Session Name: The E Stands for Enablement - Modern SRE at Pagerduty
PagerDuty led with a digital transformation model of Full-Service Ownership - meaning our teams take responsibility for supporting software they deliver, at every stage of the software/service lifecycle. That level of ownership brings development teams much closer to their customers, the business, and the value being delivered. But like many start-ups, as we scaled and have grown as a company, the amount of technologies and skills teams need to know or support grew too. We hit a clear point where teams had too many things to manage, creating toil. So we re-evaluated what our Site Reliability Organization needed to enable PagerDuty to scale without losing the full-service ownership model that has made our teams so successful.
Enter our new framework for Modern Site Reliability. We deliver three types of capabilities, Enablement and Education, Platform, and Core Infrastructure. We evaluated places where we found developer toil and looked at high-impact automations that would reduce hours worth of work to minutes. We revisited what services teams needed to own and what services made more sense as core platform and infrastructure. We have a new framework that will drive our future roadmap and goals for SRE at PagerDuty.
In this session, Paula will share how we used these three categories to evaluate and redesign our SRE Platform services and roadmap to better enable the organization to help with developer effectiveness, increasing reliability, and scaling the organization.
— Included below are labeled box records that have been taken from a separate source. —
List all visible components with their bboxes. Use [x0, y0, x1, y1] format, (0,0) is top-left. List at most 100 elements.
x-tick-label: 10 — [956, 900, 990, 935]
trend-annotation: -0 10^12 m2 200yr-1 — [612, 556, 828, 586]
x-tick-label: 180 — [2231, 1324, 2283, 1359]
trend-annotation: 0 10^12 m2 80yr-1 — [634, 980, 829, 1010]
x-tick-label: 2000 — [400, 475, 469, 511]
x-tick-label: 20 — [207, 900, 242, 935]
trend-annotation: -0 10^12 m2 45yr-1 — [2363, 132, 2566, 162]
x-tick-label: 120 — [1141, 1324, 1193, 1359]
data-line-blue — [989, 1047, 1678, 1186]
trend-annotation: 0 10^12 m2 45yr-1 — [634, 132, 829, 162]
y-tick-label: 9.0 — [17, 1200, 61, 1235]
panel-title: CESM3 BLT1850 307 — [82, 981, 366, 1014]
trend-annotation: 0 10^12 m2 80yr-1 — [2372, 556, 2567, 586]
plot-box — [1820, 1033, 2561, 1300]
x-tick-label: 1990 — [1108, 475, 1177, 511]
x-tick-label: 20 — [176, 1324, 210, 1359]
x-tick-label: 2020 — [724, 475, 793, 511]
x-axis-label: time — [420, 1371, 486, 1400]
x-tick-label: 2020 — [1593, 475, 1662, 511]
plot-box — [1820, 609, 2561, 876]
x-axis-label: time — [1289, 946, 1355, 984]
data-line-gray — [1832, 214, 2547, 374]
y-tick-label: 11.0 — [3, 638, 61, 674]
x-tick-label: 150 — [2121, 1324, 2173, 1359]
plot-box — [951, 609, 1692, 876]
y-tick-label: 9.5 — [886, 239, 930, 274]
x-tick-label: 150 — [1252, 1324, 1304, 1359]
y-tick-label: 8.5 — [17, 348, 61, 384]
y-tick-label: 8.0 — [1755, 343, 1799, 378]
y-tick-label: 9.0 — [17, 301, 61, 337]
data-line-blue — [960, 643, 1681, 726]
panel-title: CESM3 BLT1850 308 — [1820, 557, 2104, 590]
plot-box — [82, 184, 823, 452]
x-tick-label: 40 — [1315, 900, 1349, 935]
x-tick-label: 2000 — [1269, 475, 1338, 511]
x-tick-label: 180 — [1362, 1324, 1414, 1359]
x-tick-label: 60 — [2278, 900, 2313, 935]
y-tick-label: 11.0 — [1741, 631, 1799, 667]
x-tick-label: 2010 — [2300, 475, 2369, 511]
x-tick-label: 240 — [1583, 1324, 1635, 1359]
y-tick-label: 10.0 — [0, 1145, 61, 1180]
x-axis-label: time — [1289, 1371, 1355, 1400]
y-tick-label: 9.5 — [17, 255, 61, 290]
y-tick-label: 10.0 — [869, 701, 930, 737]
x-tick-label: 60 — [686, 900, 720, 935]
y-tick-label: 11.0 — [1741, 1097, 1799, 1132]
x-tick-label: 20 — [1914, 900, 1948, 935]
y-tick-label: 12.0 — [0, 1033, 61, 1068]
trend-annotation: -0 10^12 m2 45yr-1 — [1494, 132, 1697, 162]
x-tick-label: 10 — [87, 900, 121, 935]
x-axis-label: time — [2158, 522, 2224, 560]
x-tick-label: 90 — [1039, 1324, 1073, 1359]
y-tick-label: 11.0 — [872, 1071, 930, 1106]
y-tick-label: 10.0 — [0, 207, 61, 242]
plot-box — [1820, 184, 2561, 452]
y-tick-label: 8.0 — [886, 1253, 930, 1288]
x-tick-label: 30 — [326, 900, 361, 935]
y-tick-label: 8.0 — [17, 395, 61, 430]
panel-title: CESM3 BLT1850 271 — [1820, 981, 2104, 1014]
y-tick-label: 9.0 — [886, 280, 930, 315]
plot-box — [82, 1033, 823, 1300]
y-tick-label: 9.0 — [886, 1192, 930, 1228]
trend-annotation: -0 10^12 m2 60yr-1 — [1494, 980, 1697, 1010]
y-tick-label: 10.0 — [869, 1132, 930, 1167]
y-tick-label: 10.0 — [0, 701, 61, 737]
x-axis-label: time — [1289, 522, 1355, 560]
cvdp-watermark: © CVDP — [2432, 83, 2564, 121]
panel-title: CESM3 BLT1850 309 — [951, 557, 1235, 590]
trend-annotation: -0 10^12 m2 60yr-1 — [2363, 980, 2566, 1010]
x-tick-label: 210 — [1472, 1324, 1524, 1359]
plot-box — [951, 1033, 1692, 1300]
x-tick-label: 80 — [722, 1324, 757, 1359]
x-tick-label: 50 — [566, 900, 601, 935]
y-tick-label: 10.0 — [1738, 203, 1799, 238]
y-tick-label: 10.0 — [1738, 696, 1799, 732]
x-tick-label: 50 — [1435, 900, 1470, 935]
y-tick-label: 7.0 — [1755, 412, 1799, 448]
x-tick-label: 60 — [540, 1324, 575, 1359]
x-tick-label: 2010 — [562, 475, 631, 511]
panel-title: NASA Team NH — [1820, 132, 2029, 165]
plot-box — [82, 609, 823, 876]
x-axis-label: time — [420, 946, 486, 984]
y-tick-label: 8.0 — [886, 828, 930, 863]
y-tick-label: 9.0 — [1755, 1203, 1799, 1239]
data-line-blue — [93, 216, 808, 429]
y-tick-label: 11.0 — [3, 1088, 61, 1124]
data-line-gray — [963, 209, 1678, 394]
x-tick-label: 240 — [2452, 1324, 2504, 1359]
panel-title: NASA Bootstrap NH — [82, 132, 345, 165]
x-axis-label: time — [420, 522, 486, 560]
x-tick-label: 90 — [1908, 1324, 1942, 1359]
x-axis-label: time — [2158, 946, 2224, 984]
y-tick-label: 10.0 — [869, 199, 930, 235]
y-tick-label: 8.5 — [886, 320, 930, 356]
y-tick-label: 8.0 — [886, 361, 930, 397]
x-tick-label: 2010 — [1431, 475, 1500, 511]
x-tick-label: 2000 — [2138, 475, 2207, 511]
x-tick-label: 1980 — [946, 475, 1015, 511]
Paula Thrasher, Senior Director of Infrastructure and Shared Services at PagerDuty joined the company in January 2021. Prior to that, she has led DevOps transformations at a variety of large enterprise companies and the federal government including United Technologies (Raytheon) and CSRA (GDIT). Paula previously spoke at All Day DevOps in 2017 and has also spoken at RSA DevSecOps, DevOps Enterprise, and a variety of other gatherings of great DevOps minds.